It appears that symptoms of depression are recognisable and meaningful to urban Vietnamese women and if asked about specifically, are acknowledged. Apart from a persistent sense of being ‘cold’, which in the humoral schema may reflect a general sense of unwellness or distress, depressive symptoms appeared not to be exclusively expressed as non-specific or specific somatic symptoms. Most of the existing research into childbirth and the postpartum in developing countries have been generated from descriptive anthropological studies of traditional beliefs and practices, which have been assumed to be psychologically protective for mothers. The evidence of this study suggests that, on the contrary, there are by international standards very high rates, between two and three times those reported among women living in developed countries of clinically significant depressive symptomatology in parturient women in Ho Chi Minh City. The rates are similar to those reported in the few comparable studies in other resource poor developing countries.9,10 In the developed world, while suicidal ideas are expressed by women with severe postnatal depression,43 acts of self-harm and completed suicide in women in the first 42 days after childbirth are relatively rare.25 However, when the period of ascertainment is extended to the postpartum year, suicide makes a major contribution to maternal mortality.28 The findings of this study in which suicidal ideas were acknowledged by an unexpectedly high proportion of this cohort within 42 days of giving birth with the findings that suicide is a common cause of maternal mortality in Vietnam suggest that depression is a very serious, but under-recognised, health problem among newly delivered women in Vietnam.

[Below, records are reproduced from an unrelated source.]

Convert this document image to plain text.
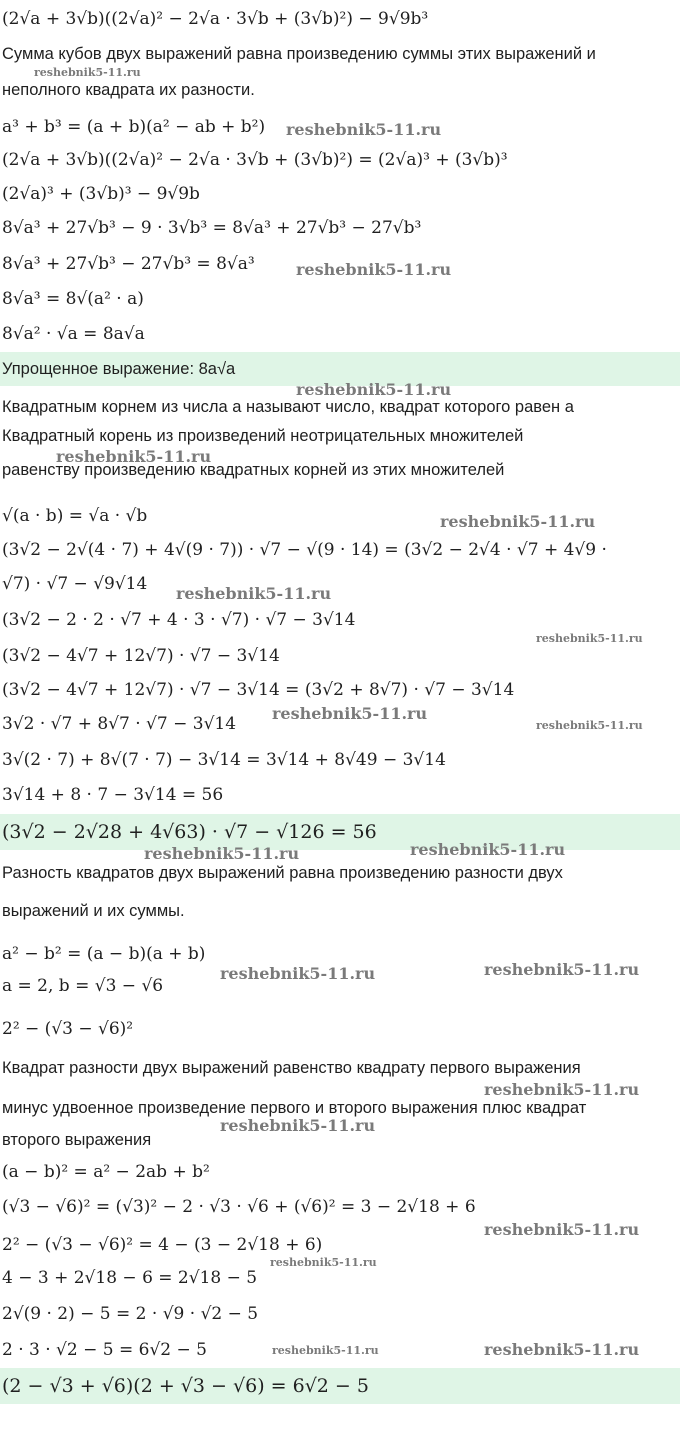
(2√a + 3√b)((2√a)² − 2√a · 3√b + (3√b)²) − 9√9b³
Сумма кубов двух выражений равна произведению суммы этих выражений и
неполного квадрата их разности.
a³ + b³ = (a + b)(a² − ab + b²)
(2√a + 3√b)((2√a)² − 2√a · 3√b + (3√b)²) = (2√a)³ + (3√b)³
(2√a)³ + (3√b)³ − 9√9b
8√a³ + 27√b³ − 9 · 3√b³ = 8√a³ + 27√b³ − 27√b³
8√a³ + 27√b³ − 27√b³ = 8√a³
8√a³ = 8√(a² · a)
8√a² · √a = 8a√a
Упрощенное выражение: 8a√a
Квадратным корнем из числа a называют число, квадрат которого равен a
Квадратный корень из произведений неотрицательных множителей
равенству произведению квадратных корней из этих множителей
√(a · b) = √a · √b
(3√2 − 2√(4 · 7) + 4√(9 · 7)) · √7 − √(9 · 14) = (3√2 − 2√4 · √7 + 4√9 ·
√7) · √7 − √9√14
(3√2 − 2 · 2 · √7 + 4 · 3 · √7) · √7 − 3√14
(3√2 − 4√7 + 12√7) · √7 − 3√14
(3√2 − 4√7 + 12√7) · √7 − 3√14 = (3√2 + 8√7) · √7 − 3√14
3√2 · √7 + 8√7 · √7 − 3√14
3√(2 · 7) + 8√(7 · 7) − 3√14 = 3√14 + 8√49 − 3√14
3√14 + 8 · 7 − 3√14 = 56
(3√2 − 2√28 + 4√63) · √7 − √126 = 56
Разность квадратов двух выражений равна произведению разности двух
выражений и их суммы.
a² − b² = (a − b)(a + b)
a = 2, b = √3 − √6
2² − (√3 − √6)²
Квадрат разности двух выражений равенство квадрату первого выражения
минус удвоенное произведение первого и второго выражения плюс квадрат
второго выражения
(a − b)² = a² − 2ab + b²
(√3 − √6)² = (√3)² − 2 · √3 · √6 + (√6)² = 3 − 2√18 + 6
2² − (√3 − √6)² = 4 − (3 − 2√18 + 6)
4 − 3 + 2√18 − 6 = 2√18 − 5
2√(9 · 2) − 5 = 2 · √9 · √2 − 5
2 · 3 · √2 − 5 = 6√2 − 5
(2 − √3 + √6)(2 + √3 − √6) = 6√2 − 5
reshebnik5-11.ru
reshebnik5-11.ru
reshebnik5-11.ru
reshebnik5-11.ru
reshebnik5-11.ru
reshebnik5-11.ru
reshebnik5-11.ru
reshebnik5-11.ru
reshebnik5-11.ru
reshebnik5-11.ru
reshebnik5-11.ru	reshebnik5-11.ru
reshebnik5-11.ru	reshebnik5-11.ru
reshebnik5-11.ru
reshebnik5-11.ru
reshebnik5-11.ru
reshebnik5-11.ru
reshebnik5-11.ru	reshebnik5-11.ru
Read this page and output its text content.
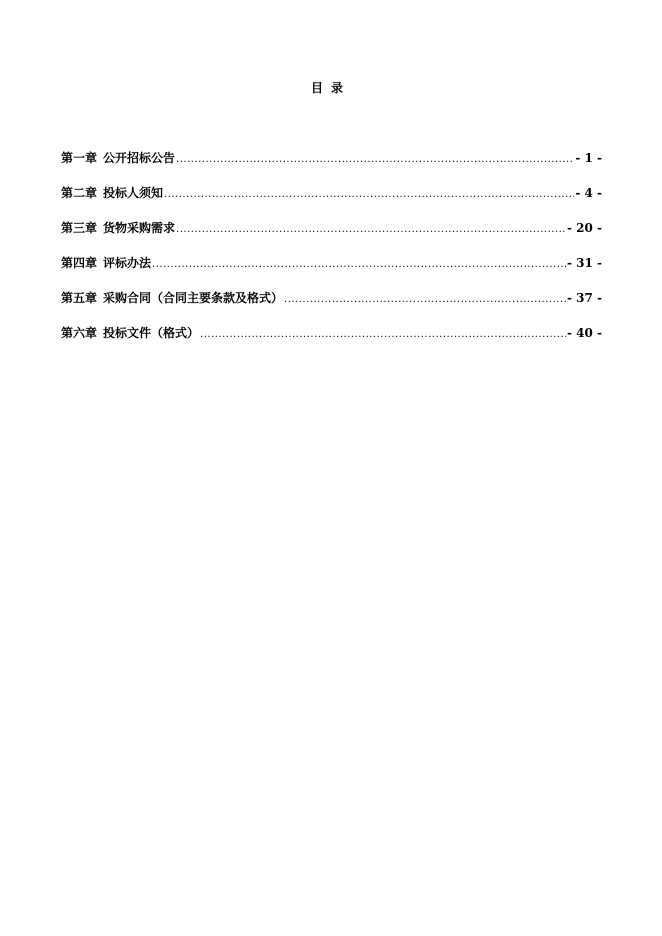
目录
第一章 公开招标公告 .....	- 1 -
第二章 投标人须知 .....	- 4 -
第三章 货物采购需求 .....	- 20 -
第四章 评标办法 .....	- 31 -
第五章 采购合同（合同主要条款及格式） .....	- 37 -
第六章 投标文件（格式） .....	- 40 -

These findings also suggest that apart from increased practical and emotional support, the observation of traditional practices does little to protect women against the development of symptoms of depression. The predictors of clinically significant depressive symptomatology reflect closely those observed in international investigations of risk factors for postpartum depression. There is robust evidence that a poor marital relationship including the inability to confide in a partner, low support, here in terms of relief from household tasks and preparation of special foods,1,2 unwelcome pregnancy and no job to return to after maternity leave11 and an unsettled baby44,45 contribute to depression after childbirth in women in developed countries. Women are in a state of heightened vulnerability following childbirth and it is probable that criticism and coercion are especially harmful to them at this time, which may be why being monitored to ensure that proscribed foods are avoided, contributes strongly to distress.23
These findings provide further strong evidence of the importance of social and economic adversity and human rights to mental health. Rates of depression are high for women living in poverty13,46 and are worsened by low social position, low education, lack of employment and the double burden of paid and unpaid work. Other contributing factors include experiencing violence from an intimate or being trapped in humiliating circumstances,13 were not specifically assessed in this study but may have underpinned the findings.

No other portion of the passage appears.